Sorry if this question seems overly noob to you. I've taken programming courses but never one on computer architecture. I had to pretty much learn from Wiki/SO/Google.
I have a dict called LUT, and I need to parallelize its lookup (READ-ONLY). I have a list of items that I am scattering to multiple threads/processes, and each thread/process will then lookup LUT[item] for each item in its respective chopped-up list.
I can only think of 7 options to achieve this:
1. multithreading module, all threads lookup the same dict
2. multiprocessing module, all processes lookup the same dict
3. multiprocessing module, all processes lookup their own copy of dict, e.g. if there are 2 processes, there are 2 copies of the dict
4. multiprocessing module, all processes lookup a "shared proxy dict": Manager.dict
The following 3 options use Cython since I've heard it can be used to overcome Python's GIL.

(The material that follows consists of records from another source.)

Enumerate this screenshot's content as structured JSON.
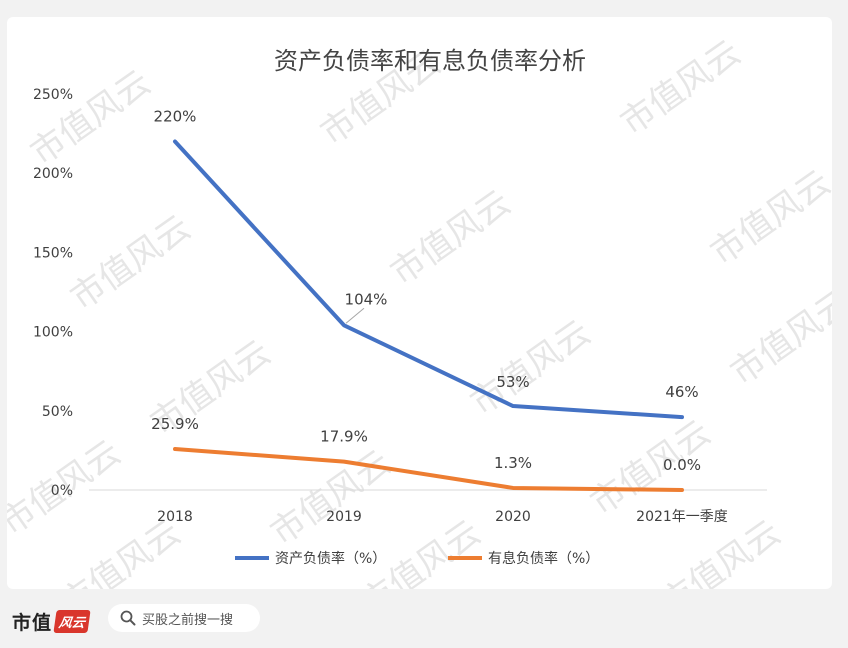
{
  "chart_data": {
    "type": "line",
    "title": "资产负债率和有息负债率分析",
    "categories": [
      "2018",
      "2019",
      "2020",
      "2021年一季度"
    ],
    "ylim": [
      0,
      250
    ],
    "yticks": [
      "0%",
      "50%",
      "100%",
      "150%",
      "200%",
      "250%"
    ],
    "grid": false,
    "legend_position": "bottom",
    "series": [
      {
        "name": "资产负债率（%）",
        "values": [
          220,
          104,
          53,
          46
        ],
        "labels": [
          "220%",
          "104%",
          "53%",
          "46%"
        ],
        "color": "#4472c4"
      },
      {
        "name": "有息负债率（%）",
        "values": [
          25.9,
          17.9,
          1.3,
          0.0
        ],
        "labels": [
          "25.9%",
          "17.9%",
          "1.3%",
          "0.0%"
        ],
        "color": "#ed7d31"
      }
    ]
  },
  "watermark": {
    "text": "市值风云",
    "color": "#e6e6e6"
  },
  "footer": {
    "brand": "市值",
    "brand_mark": "风云",
    "search_icon": "search-icon",
    "search_text": "买股之前搜一搜"
  }
}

5. Cython & C++'s STL unordered_map and multithreading, all threads lookup the same unordered_map
6. Cython & C++'s STL unordered_map and multiprocessing, all processes lookup the same unordered_map
7. Cython & C++'s STL unordered_map and multiprocessing, all processes lookup their respective copy of the unordered_map
I have already tried options 2, 3, & 4. 2 & 4 are around 100-1000x slower than serial lookup. Option 3 works well, but its memory usage is too high, since it makes use of multiple copies of the dictionary.
Options 5, 6, & 7 use Cython and its ability to extend with C++'s STL unordered_map, which is the C++-equivalent of Python's dict. Option 5 should technically overcome Python's GIL, but I am wondering if multithreading can really solve something that is CPU-bound. What is my best bet here?